Sometimes, you have to fight Town Hall before you can join Town Hall, and that’s just what Gorham’s Janet Kuech is doing.
Kuech has worked as an educational technician (teacher’s helper, for those who don’t speak educationese) for 18 years in the Gorham school system. In November, she was elected to the Gorham Town Council. But, because she’s an employee of the town, the Town Council isn’t allowing her to assume her rightful seat.
Councilors say she can’t represent the town and work for the town at the same time. They cite a town charter provision that says councilors “shall hold no office of emolument or profit under the Town Charter or Ordinances.”
So, Kuech, in response, is suing the town with legal help provided by the Maine Education Association. And the same voters who vote for Kuech will now have to pay to defend the defiant Town Council, which isn’t following the outcome of the voters’ wishes.
Interestingly enough, the town’s attorney is siding with Kuech on the matter, agreeing that she should take office.
At first glance, many will agree with the councilors. Who would want a town councilor, who votes on a school budget, to earn her living from that same budget? It’s a good point.
Worse, what if Kuech abuses her new position? What if she somehow convinced the rest of the council to double ed techs’ wages in the next budget? What if she used her position to meddle in her superiors’ affairs? What if she peddled influence by doing favors for her fellow school staffers? It could get messy if a former underling becomes an overlord.
While these scenarios probably wouldn’t happen, they could, and it’s understandable why councilors would hesitate to seat a town employee.

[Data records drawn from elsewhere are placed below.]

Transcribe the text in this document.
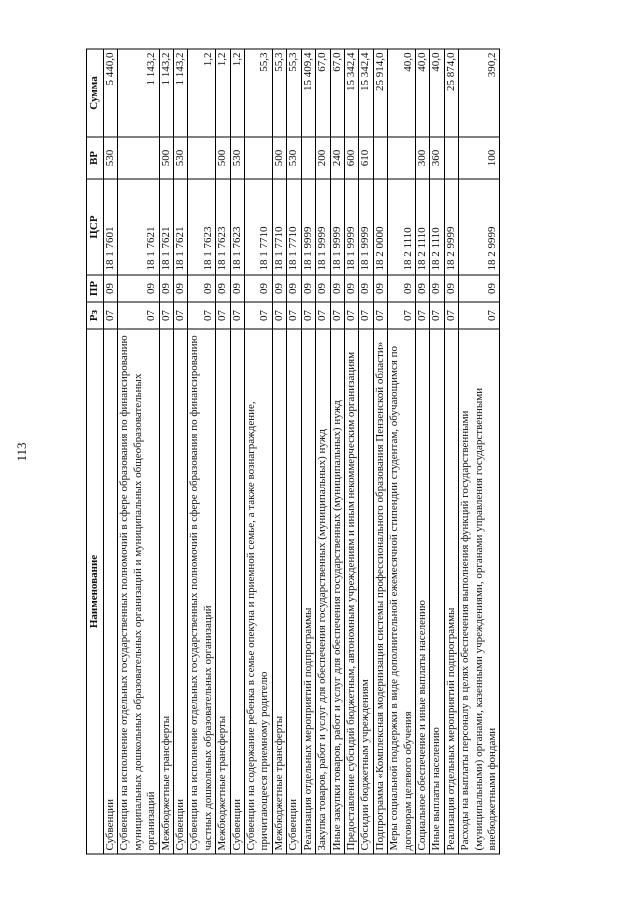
113
Наименование	Рз	ПР	ЦСР	ВР	Сумма
Субвенции	07	09	18 1 7601	530	5 440,0
Субвенции на исполнение отдельных государственных полномочий в сфере образования по финансированию муниципальных дошкольных образовательных организаций и муниципальных общеобразовательных организаций	07	09	18 1 7621		1 143,2
Межбюджетные трансферты	07	09	18 1 7621	500	1 143,2
Субвенции	07	09	18 1 7621	530	1 143,2
Субвенции на исполнение отдельных государственных полномочий в сфере образования по финансированию частных дошкольных образовательных организаций	07	09	18 1 7623		1,2
Межбюджетные трансферты	07	09	18 1 7623	500	1,2
Субвенции	07	09	18 1 7623	530	1,2
Субвенции на содержание ребенка в семье опекуна и приемной семье, а также вознаграждение, причитающееся приемному родителю	07	09	18 1 7710		55,3
Межбюджетные трансферты	07	09	18 1 7710	500	55,3
Субвенции	07	09	18 1 7710	530	55,3
Реализация отдельных мероприятий подпрограммы	07	09	18 1 9999		15 409,4
Закупка товаров, работ и услуг для обеспечения государственных (муниципальных) нужд	07	09	18 1 9999	200	67,0
Иные закупки товаров, работ и услуг для обеспечения государственных (муниципальных) нужд	07	09	18 1 9999	240	67,0
Предоставление субсидий бюджетным, автономным учреждениям и иным некоммерческим организациям	07	09	18 1 9999	600	15 342,4
Субсидии бюджетным учреждениям	07	09	18 1 9999	610	15 342,4
Подпрограмма «Комплексная модернизация системы профессионального образования Пензенской области»	07	09	18 2 0000		25 914,0
Меры социальной поддержки в виде дополнительной ежемесячной стипендии студентам, обучающимся по договорам целевого обучения	07	09	18 2 1110		40,0
Социальное обеспечение и иные выплаты населению	07	09	18 2 1110	300	40,0
Иные выплаты населению	07	09	18 2 1110	360	40,0
Реализация отдельных мероприятий подпрограммы	07	09	18 2 9999		25 874,0
Расходы на выплаты персоналу в целях обеспечения выполнения функций государственными (муниципальными) органами, казенными учреждениями, органами управления государственными внебюджетными фондами	07	09	18 2 9999	100	390,2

But there is one important concern to consider: the voters of Gorham wanted Kuech to represent them. The people spoke. And I assume they knew she worked for the school system when they filled in the oval next to her name. (If they read their local newspaper, the American Journal, they surely knew.)
The second most obvious point to be made in Kuech’s favor is, why was she allowed to run in the first place if there’s a rule against employees running for town office?
It seems the time for the council to take action was when she was a candidate, not a duly elected official. The council had its chance to withhold her name from the ballot and failed to do so. As President Trump says and President Obama before him said, elections have consequences.
The only conclusion to be made regarding this matter is that we’re witnessing a local example of a bigger problem plaguing government: out of control elected and unelected officials trying to overturn the will of the people. What does the Gorham Council think it is? The U.S. House of Representatives? They’re trying to get rid of Kuech even before she’s seated. At least Nancy Pelosi humored Trump for a few years before impeaching him.
Our president is fond of labeling the bureaucratic and legislative levels of government – at least bureaucrats and legislators who neither respect nor abide by the will of the voters – as swamp creatures.
As we’ve learned from the revelations dredged up in the impeachment proceedings, Trump is right to be worried about swamp-dwellers who don’t seem to understand that they must obey the will of the voters, not try to work around the results of an election.
It seems the same is happening in Gorham.